Patients 196 consecutive patients, who were referred to two neurology outpatient clinics for analysis of clinically unclear parkinsonism. Within 2 weeks of inclusion all patients also underwent a TCS and a 123I-ioflupane Single Photon Emission CT (FP-CIT SPECT) scan of the brain (n=176).
Outcome measures After 2 years, patients were re-examined by two movement disorder specialist neurologists for a final clinical diagnosis, that served as a surrogate gold standard for our study.
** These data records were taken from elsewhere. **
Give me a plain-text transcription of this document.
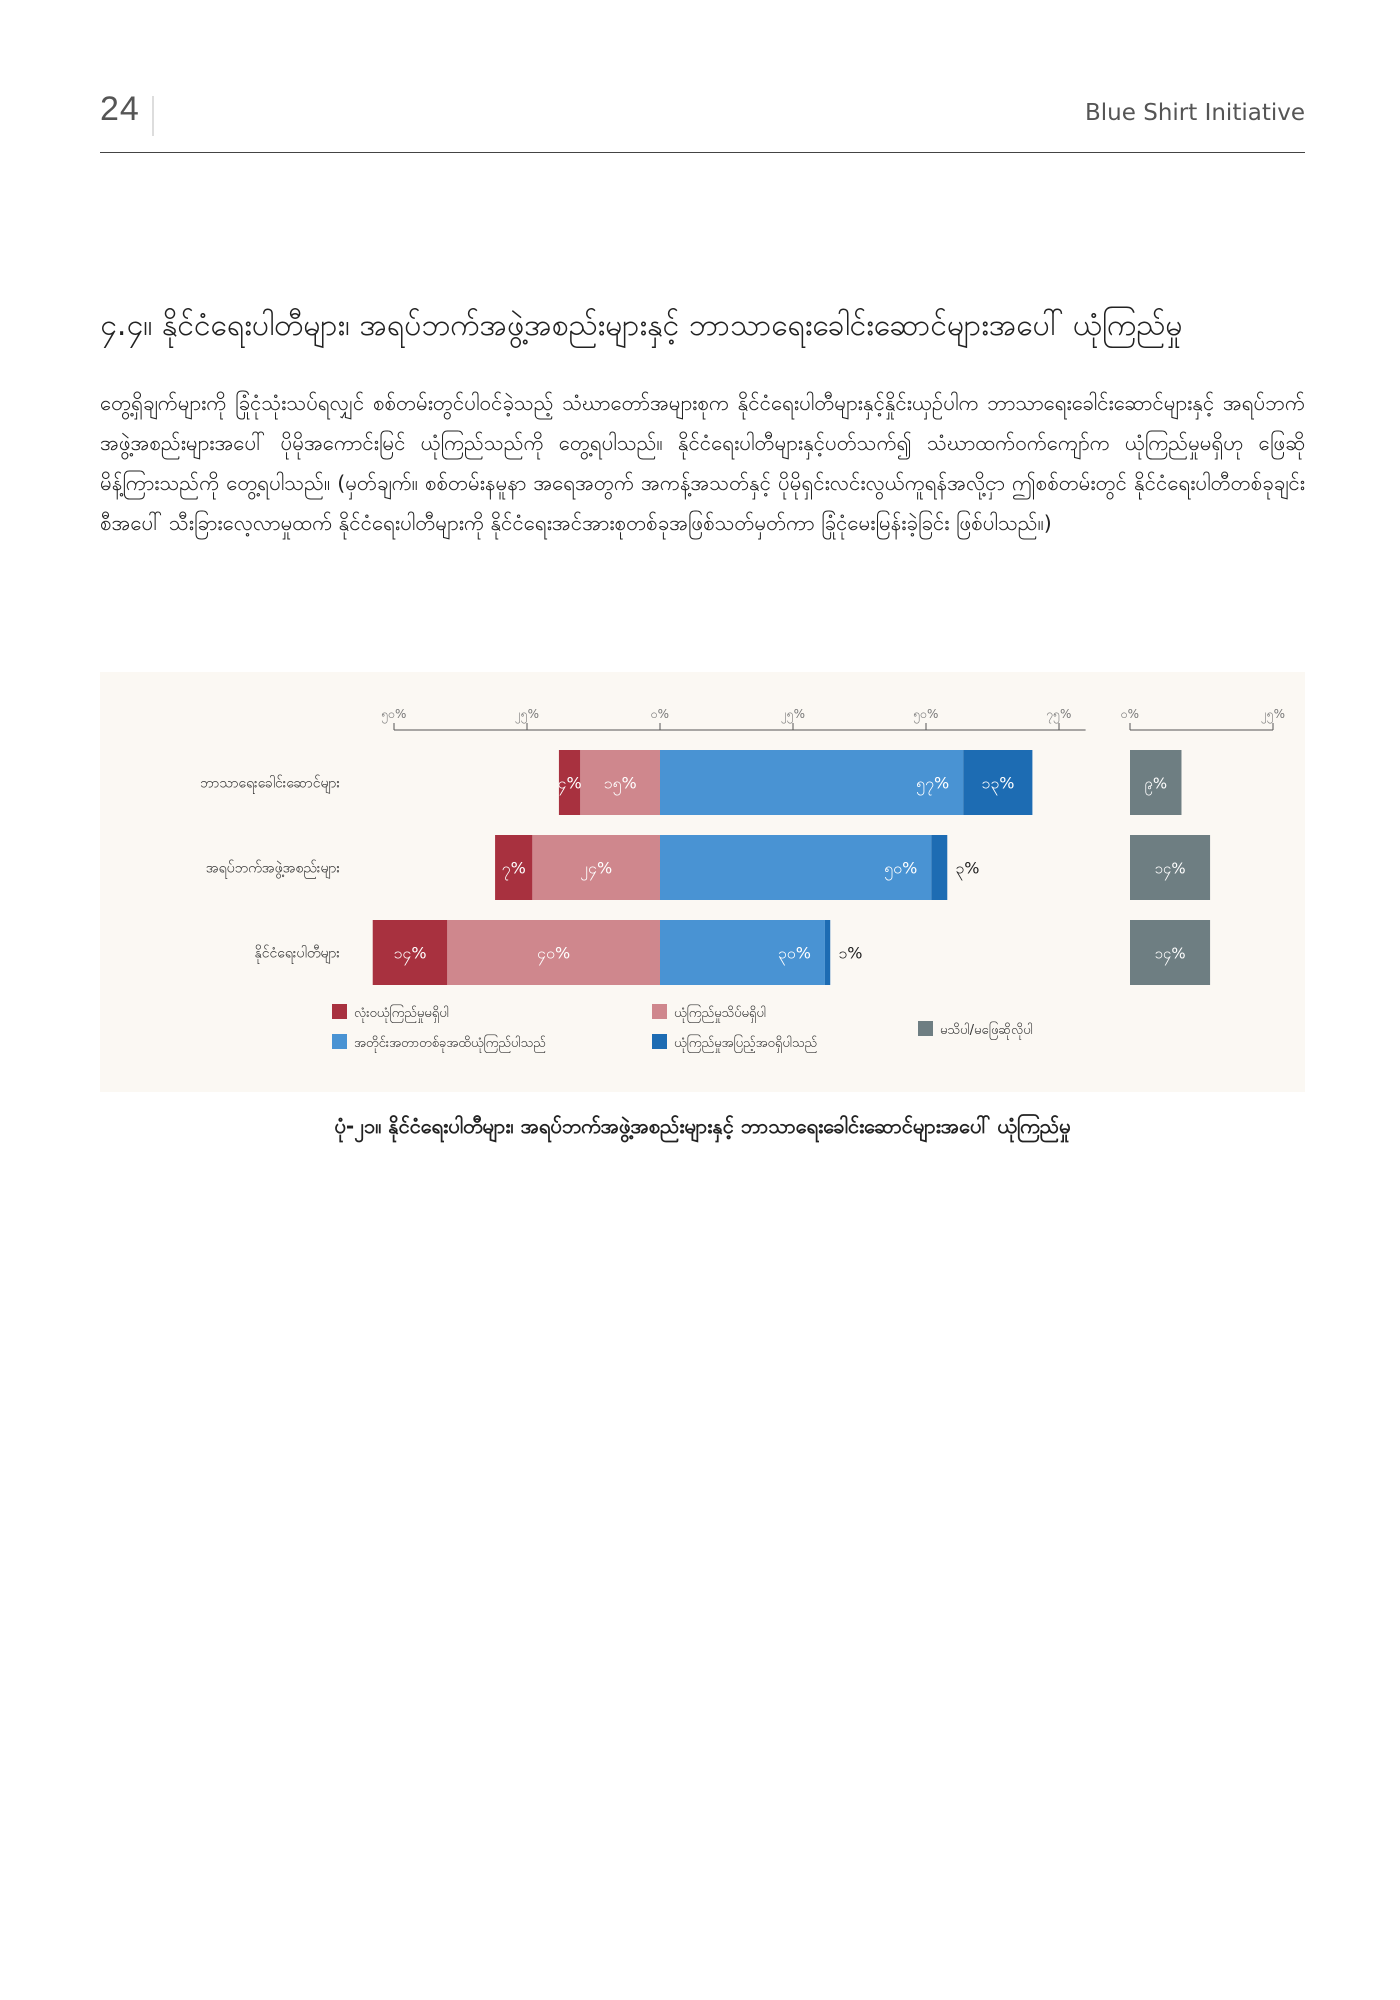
24	Blue Shirt Initiative
၄.၄။ နိုင်ငံရေးပါတီများ၊ အရပ်ဘက်အဖွဲ့အစည်းများနှင့် ဘာသာရေးခေါင်းဆောင်များအပေါ် ယုံကြည်မှု
တွေ့ရှိချက်များကို ခြုံငုံသုံးသပ်ရလျှင် စစ်တမ်းတွင်ပါဝင်ခဲ့သည့် သံဃာတော်အများစုက နိုင်ငံရေးပါတီများနှင့်နှိုင်းယှဉ်ပါက ဘာသာရေးခေါင်းဆောင်များနှင့် အရပ်ဘက်အဖွဲ့အစည်းများအပေါ် ပိုမိုအကောင်းမြင် ယုံကြည်သည်ကို တွေ့ရပါသည်။ နိုင်ငံရေးပါတီများနှင့်ပတ်သက်၍ သံဃာထက်ဝက်ကျော်က ယုံကြည်မှုမရှိဟု ဖြေဆိုမိန့်ကြားသည်ကို တွေ့ရပါသည်။ (မှတ်ချက်။ စစ်တမ်းနမူနာ အရေအတွက် အကန့်အသတ်နှင့် ပိုမိုရှင်းလင်းလွယ်ကူရန်အလို့ငှာ ဤစစ်တမ်းတွင် နိုင်ငံရေးပါတီတစ်ခုချင်းစီအပေါ် သီးခြားလေ့လာမှုထက် နိုင်ငံရေးပါတီများကို နိုင်ငံရေးအင်အားစုတစ်ခုအဖြစ်သတ်မှတ်ကာ ခြုံငုံမေးမြန်းခဲ့ခြင်း ဖြစ်ပါသည်။)
၅၀%	၂၅%	၀%	၂၅%	၅၀%	၇၅%	၀%	၂၅%
ဘာသာရေးခေါင်းဆောင်များ	၄% ၁၅%	၅၇% ၁၃%	၉%
အရပ်ဘက်အဖွဲ့အစည်းများ	၇%	၂၄%	၅၀% ၃%	၁၄%
နိုင်ငံရေးပါတီများ	၁၄%	၄၀%	၃၀% ၁%	၁၄%
လုံးဝယုံကြည်မှုမရှိပါ
အတိုင်းအတာတစ်ခုအထိယုံကြည်ပါသည်
ယုံကြည်မှုသိပ်မရှိပါ
ယုံကြည်မှုအပြည့်အဝရှိပါသည်
မသိပါ/မဖြေဆိုလိုပါ
ပုံ-၂၁။ နိုင်ငံရေးပါတီများ၊ အရပ်ဘက်အဖွဲ့အစည်းများနှင့် ဘာသာရေးခေါင်းဆောင်များအပေါ် ယုံကြည်မှု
Results Temporal acoustic windows were insufficient in 45 of 241 patients (18.67%). The final clinical diagnosis was IPD in 102 (52.0%) patients. Twenty-four (12.3%) patients were diagnosed with atypical parkinsonisms (APS) of which 8 (4.0%) multisystem atrophy (MSA), 6 (3.1%) progressive supranuclear palsy (PSP), 6 (3.1%) Lewy body dementia and 4 (2%) corticobasal degeneration. Twenty-one (10.7%) patients had a diagnosis of vascular parkinsonism, 20 (10.2%) essential tremor, 7 (3.6%) drug-induced parkinsonism and 22 (11.2%) patients had no parkinsonism but an alternative diagnosis. The sensitivity of a SN+ for the diagnosis IPD was 0.40 (CI 0.30 to 0.50) and the specificity 0.61 (CI 0.52 to 0.70). Hereby the positive predictive value (PPV) was 0.53 and the negative predictive value (NPV) 0.48. The sensitivity and specificity of FP-CIT SPECT scans for diagnosing IPD was 0.88 (CI 0.1 to 0.95) and 0.68 (CI 0.58 to 0.76) with a PPV of 0.75 and an NPV of 0.84.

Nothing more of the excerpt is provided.